How can I get CUDA Compute capability (version) in compile time by #define? For example, if I use __ballot and compile with

nvcc -c -gencode arch=compute_20,code=sm_20  \
        -gencode arch=compute_13,code=sm_13
        source.cu

can I get version of compute capability in my code by #define for choose the branch of code with __ballot and without?

Solution

Yes. First, it's best to understand what happens when you use -gencode. NVCC will compile your input device code multiple times, once for each device target architecture. So in your example, NVCC will run compilation stage 1 once for compute_20 and once for compute_13.

When nvcc compiles a .cu file, it defines two preprocessor macros, __CUDACC__ and __CUDA_ARCH__. __CUDACC__ does not have a value, it is simply defined if cudacc is the compiler, and not defined if it isn't.
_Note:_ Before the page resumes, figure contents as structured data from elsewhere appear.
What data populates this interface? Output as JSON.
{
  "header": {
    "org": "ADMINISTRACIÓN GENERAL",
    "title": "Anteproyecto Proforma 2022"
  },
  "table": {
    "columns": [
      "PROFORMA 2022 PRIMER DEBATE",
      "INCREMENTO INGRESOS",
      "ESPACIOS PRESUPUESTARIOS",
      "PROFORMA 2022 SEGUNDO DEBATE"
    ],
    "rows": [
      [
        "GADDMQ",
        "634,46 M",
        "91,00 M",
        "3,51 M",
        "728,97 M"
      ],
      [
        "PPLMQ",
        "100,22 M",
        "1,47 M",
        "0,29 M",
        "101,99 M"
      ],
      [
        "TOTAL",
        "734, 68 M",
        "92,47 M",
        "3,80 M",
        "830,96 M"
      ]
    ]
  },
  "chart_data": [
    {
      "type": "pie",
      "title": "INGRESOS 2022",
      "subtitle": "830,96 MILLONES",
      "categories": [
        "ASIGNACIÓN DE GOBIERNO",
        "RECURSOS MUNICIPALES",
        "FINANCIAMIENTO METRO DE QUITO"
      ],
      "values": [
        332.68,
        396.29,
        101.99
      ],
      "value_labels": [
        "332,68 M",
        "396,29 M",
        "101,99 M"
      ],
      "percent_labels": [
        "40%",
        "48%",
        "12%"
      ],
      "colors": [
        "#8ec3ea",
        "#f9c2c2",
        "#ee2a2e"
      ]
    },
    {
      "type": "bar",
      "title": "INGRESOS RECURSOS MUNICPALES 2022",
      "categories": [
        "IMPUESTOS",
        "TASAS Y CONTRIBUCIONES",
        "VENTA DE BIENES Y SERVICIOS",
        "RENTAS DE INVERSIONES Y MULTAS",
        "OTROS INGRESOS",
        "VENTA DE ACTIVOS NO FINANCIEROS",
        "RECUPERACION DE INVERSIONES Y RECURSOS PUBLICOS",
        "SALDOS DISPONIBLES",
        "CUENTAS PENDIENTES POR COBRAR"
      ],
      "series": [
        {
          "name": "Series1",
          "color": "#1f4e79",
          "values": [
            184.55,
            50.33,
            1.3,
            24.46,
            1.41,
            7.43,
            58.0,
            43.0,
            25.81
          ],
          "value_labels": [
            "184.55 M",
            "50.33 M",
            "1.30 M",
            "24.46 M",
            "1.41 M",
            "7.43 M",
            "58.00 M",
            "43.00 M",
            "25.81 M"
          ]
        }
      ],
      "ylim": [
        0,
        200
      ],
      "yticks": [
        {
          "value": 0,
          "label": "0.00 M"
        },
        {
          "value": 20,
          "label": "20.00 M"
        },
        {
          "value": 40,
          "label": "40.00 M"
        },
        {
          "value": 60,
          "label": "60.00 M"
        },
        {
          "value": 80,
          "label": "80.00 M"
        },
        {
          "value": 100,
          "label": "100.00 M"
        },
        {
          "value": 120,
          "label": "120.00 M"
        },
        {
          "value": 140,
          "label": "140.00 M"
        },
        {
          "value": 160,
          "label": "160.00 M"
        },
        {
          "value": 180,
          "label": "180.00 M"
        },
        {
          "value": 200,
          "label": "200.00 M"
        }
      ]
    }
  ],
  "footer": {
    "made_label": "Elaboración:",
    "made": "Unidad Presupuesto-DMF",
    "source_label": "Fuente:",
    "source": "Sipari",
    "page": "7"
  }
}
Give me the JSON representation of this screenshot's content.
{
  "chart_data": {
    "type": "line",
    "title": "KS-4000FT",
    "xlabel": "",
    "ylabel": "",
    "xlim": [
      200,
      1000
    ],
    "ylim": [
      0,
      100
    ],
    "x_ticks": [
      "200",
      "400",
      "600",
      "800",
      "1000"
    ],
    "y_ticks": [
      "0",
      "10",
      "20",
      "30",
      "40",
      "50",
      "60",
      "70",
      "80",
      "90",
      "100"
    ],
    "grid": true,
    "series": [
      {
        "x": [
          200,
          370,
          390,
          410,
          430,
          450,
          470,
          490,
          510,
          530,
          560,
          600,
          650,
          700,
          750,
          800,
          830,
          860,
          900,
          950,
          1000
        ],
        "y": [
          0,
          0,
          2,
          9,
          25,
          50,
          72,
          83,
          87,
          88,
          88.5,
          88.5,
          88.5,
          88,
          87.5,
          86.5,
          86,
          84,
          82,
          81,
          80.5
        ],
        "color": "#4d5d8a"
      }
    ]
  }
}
__CUDA_ARCH__ is defined to an integer value representing the SM version being compiled.

100 = compute_10
110 = compute_11
200 = compute_20

etc. To quote the NVCC documentation included with the CUDA Toolkit:

The architecture identification macro __CUDA_ARCH__ is assigned a three-digit value string xy0 (ending in a literal 0) during each nvcc compilation stage 1 that compiles for compute_xy. This macro can be used in the implementation of GPU functions for determining the virtual architecture for which it is currently being compiled. The host code (the non-GPU code) must not depend on it.

So, in your case where you want to use __ballot(), you can do this:

....
#if __CUDA_ARCH__ >= 200
    int b = __ballot();
    int p = popc(b & lanemask);
#else
    // do something else for earlier architectures
#endif